Radio announcer Richard Trumpet speaks to students at the Minstry of Education’s vacation revision programme at the Success Laventille Secondary School. Photo courtesy the Minsitry of Education
RADIO personalities spent two hours on Friday encouraging 140 students who scored below 50 per cent in the Secondary Entrance Assessment (SEA) exam.
The students were assured they could do great things in life once they did not give up, continued to believe in themselves and took their education seriously.
The message of encouragement was the cornerstone of the Ministry of Education’s Turn Up, Don’t Give Up caravan which is the highlight of its vacation revision programme.
The caravan rolled into the Success/Laventille Secondary school on Friday and will visit Sangre Grande on Monday.
Children who passed for Malick Secondary, Morvant Laventille Secondary and Success Laventille Secondary School, were at the Success/Laventille Secondary School on Friday, where they heard from local personalities, Richard Trumpet, Kerron “Tim Tim” Boodoosingh, Kerron “Sunny Bling” Sealy and soca artiste Mical “Mical Teja” Williams, and their peers Nkosi Thomas and Vettori Webb both participants of the Military Led Academic Training (Milat) programme.
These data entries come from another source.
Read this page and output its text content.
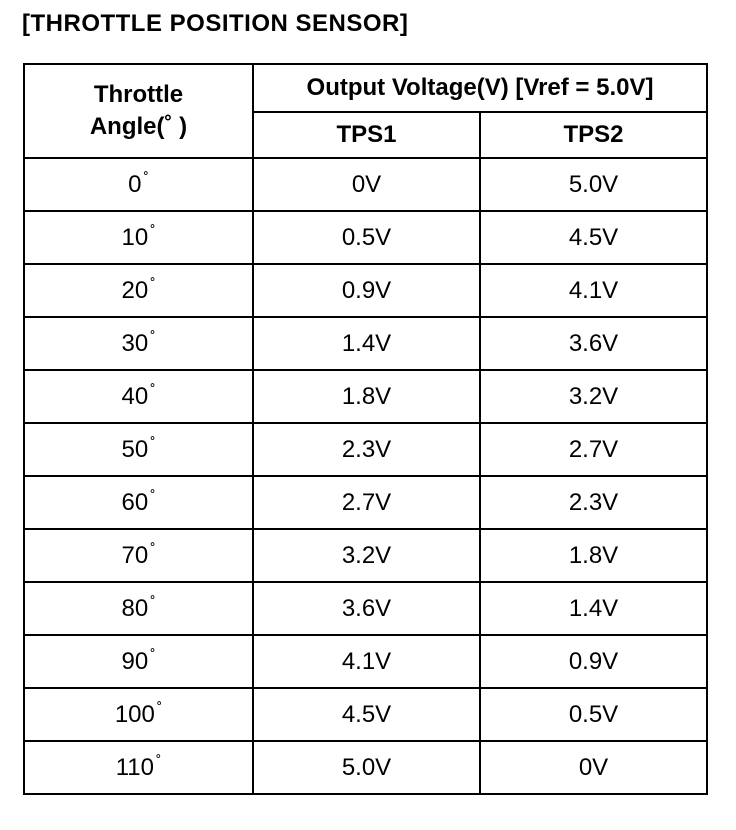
[THROTTLE POSITION SENSOR]
Throttle
Angle(˚ )	Output Voltage(V) [Vref = 5.0V]	
	TPS1	TPS2
0 ˚	0V	5.0V
10 ˚	0.5V	4.5V
20 ˚	0.9V	4.1V
30 ˚	1.4V	3.6V
40 ˚	1.8V	3.2V
50 ˚	2.3V	2.7V
60 ˚	2.7V	2.3V
70 ˚	3.2V	1.8V
80 ˚	3.6V	1.4V
90 ˚	4.1V	0.9V
100 ˚	4.5V	0.5V
110 ˚	5.0V	0V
Thomas said he did not write SEA and went to Servol for two years as he “used to get in plenty trouble.” He admitted to stealing lunches from the school feeding programme and said he was rebelling against the splitting up of his parents so he gave trouble to chase away his step-parents.
Milat participants Nkosi Thomas (L) and Vettori Webb respond to host Ghenere Herrah at the Education Ministry’s vacation revision programme at the Success Laventille Secondary School. Photo courtesy the Ministry of Education
Thomas said the teachers at Servol never gave up on him and it was only when he was about to leave the institution, he realised how much trouble he gave them.
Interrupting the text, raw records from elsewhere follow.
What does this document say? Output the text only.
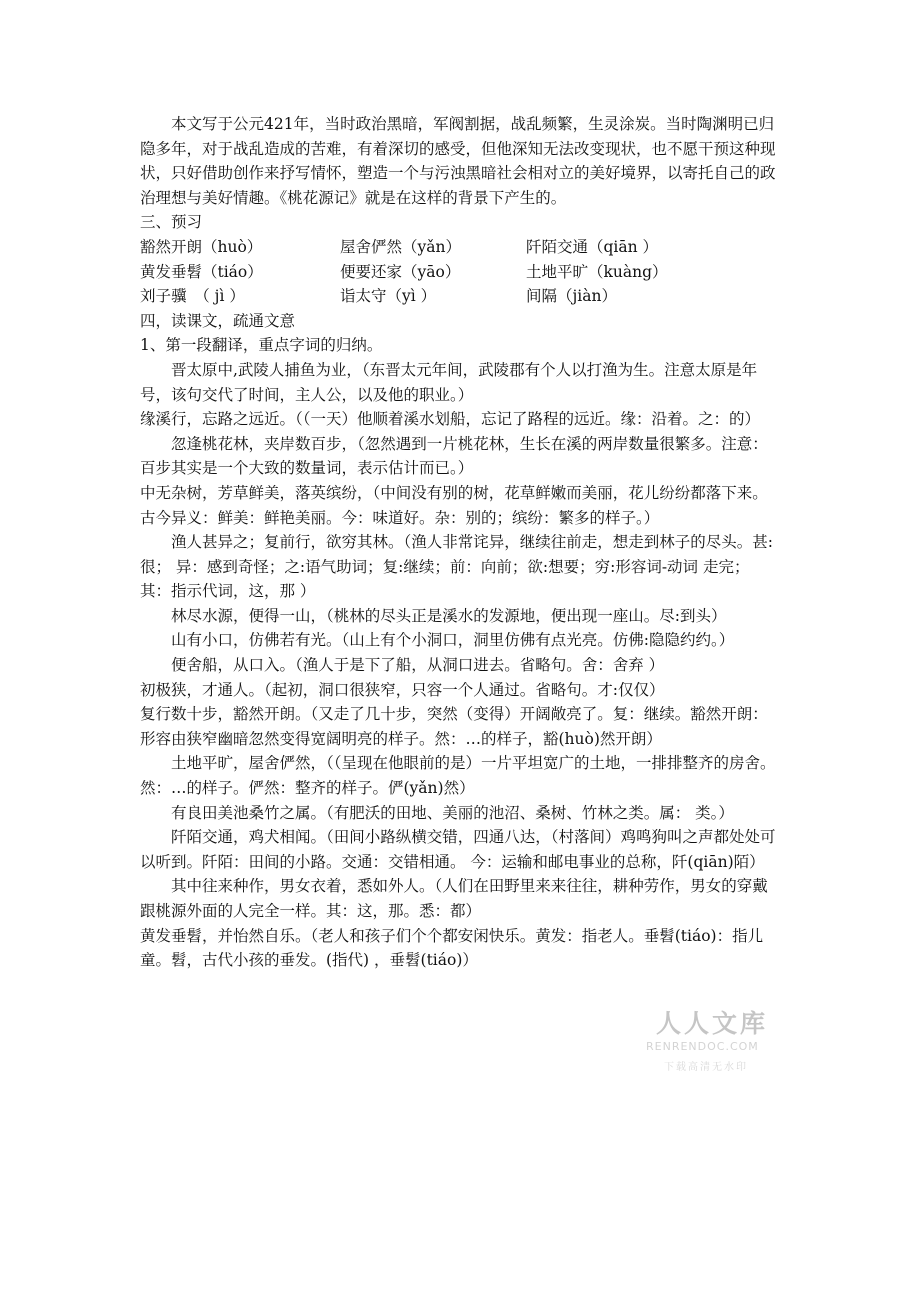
本文写于公元421年，当时政治黑暗，军阀割据，战乱频繁，生灵涂炭。当时陶渊明已归隐多年，对于战乱造成的苦难，有着深切的感受，但他深知无法改变现状，也不愿干预这种现状，只好借助创作来抒写情怀，塑造一个与污浊黑暗社会相对立的美好境界，以寄托自己的政治理想与美好情趣。《桃花源记》就是在这样的背景下产生的。

三、预习

豁然开朗（huò）	屋舍俨然（yǎn）	阡陌交通（qiān ）
黄发垂髫（tiáo）	便要还家（yāo）	土地平旷（kuàng）
刘子骥　（ jì ）	诣太守（yì ）	间隔（jiàn）

四，读课文，疏通文意

1、第一段翻译，重点字词的归纳。

晋太原中,武陵人捕鱼为业，（东晋太元年间，武陵郡有个人以打渔为生。注意太原是年号，该句交代了时间，主人公，以及他的职业。）

缘溪行，忘路之远近。（（一天）他顺着溪水划船，忘记了路程的远近。缘：沿着。之：的）

忽逢桃花林，夹岸数百步，（忽然遇到一片桃花林，生长在溪的两岸数量很繁多。注意：百步其实是一个大致的数量词，表示估计而已。）

中无杂树，芳草鲜美，落英缤纷，（中间没有别的树，花草鲜嫩而美丽，花儿纷纷都落下来。古今异义：鲜美：鲜艳美丽。今：味道好。杂：别的；缤纷：繁多的样子。）

渔人甚异之；复前行，欲穷其林。（渔人非常诧异，继续往前走，想走到林子的尽头。甚:很； 异：感到奇怪；之:语气助词；复:继续；前：向前；欲:想要；穷:形容词-动词 走完；其：指示代词，这，那 ）

林尽水源，便得一山，（桃林的尽头正是溪水的发源地，便出现一座山。尽:到头）

山有小口，仿佛若有光。（山上有个小洞口，洞里仿佛有点光亮。仿佛:隐隐约约。）

便舍船，从口入。（渔人于是下了船，从洞口进去。省略句。舍：舍弃 ）

初极狭，才通人。（起初，洞口很狭窄，只容一个人通过。省略句。才:仅仅）

复行数十步，豁然开朗。（又走了几十步，突然（变得）开阔敞亮了。复：继续。豁然开朗：形容由狭窄幽暗忽然变得宽阔明亮的样子。然：…的样子，豁(huò)然开朗）

土地平旷，屋舍俨然，（（呈现在他眼前的是）一片平坦宽广的土地，一排排整齐的房舍。然：…的样子。俨然：整齐的样子。俨(yǎn)然）

有良田美池桑竹之属。（有肥沃的田地、美丽的池沼、桑树、竹林之类。属： 类。）

阡陌交通，鸡犬相闻。（田间小路纵横交错，四通八达，（村落间）鸡鸣狗叫之声都处处可以听到。阡陌：田间的小路。交通：交错相通。 今：运输和邮电事业的总称，阡(qiān)陌）

其中往来种作，男女衣着，悉如外人。（人们在田野里来来往往，耕种劳作，男女的穿戴跟桃源外面的人完全一样。其：这，那。悉：都）

黄发垂髫，并怡然自乐。（老人和孩子们个个都安闲快乐。黄发：指老人。垂髫(tiáo)：指儿童。髫，古代小孩的垂发。(指代) ，垂髫(tiáo)）

人人文库
RENRENDOC.COM
下载高清无水印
“My message to you is: you see choices, make sure and make the right one. Trouble does come like a horse, real fast and leave like a snail, real slow.”
Thomas thanked the instructors at Milat for teaching him to read and write.
Webb admitted during his time at secondary school he had trouble with mathematics. He said it was only when his teacher, Mr Antoine, took the time to speak with him, he discovered his passion for the subject.
He encouraged those listening to fight for what they believed in.
Sealy told the group of students he learned a lot during the pandemic as he went back to school to further his passion in digital marketing. He encouraged the group not to be ashamed of the schools they passed for. He said he, too, passed for Success/Laventille Secondary but was made to repeat.
“At least you are going forward, I went back because I had to repeat” Sealy said.
He admitted to being a “class clown” but also encouraged them to believe in themselves and work towards what they wanted to achieve. During Trumpet’s address, one girl received $100 for volunteering to sing. He used her willingness to emphasise that life’s rewards may not always been seen at first, but they should push to be the best in whatever they do.
Trumpet said even is own father hard harsh words for him on his future but said it motivated him to “do better.” He said he repeated his Caribbean Examination Council (CXC) exams, studying during the day, while working at night, to obtain six passes. Now, he said his father was proud of his accomplishments.
Williams and Boodoosingh both entertained and motivated the students. Their message was for them to use their talents to achieve what they wanted in life.
The ministry’s vacation revision programme is not only geared towards providing remedial work for those entering the secondary school system in September, but also serves to boost their confidence.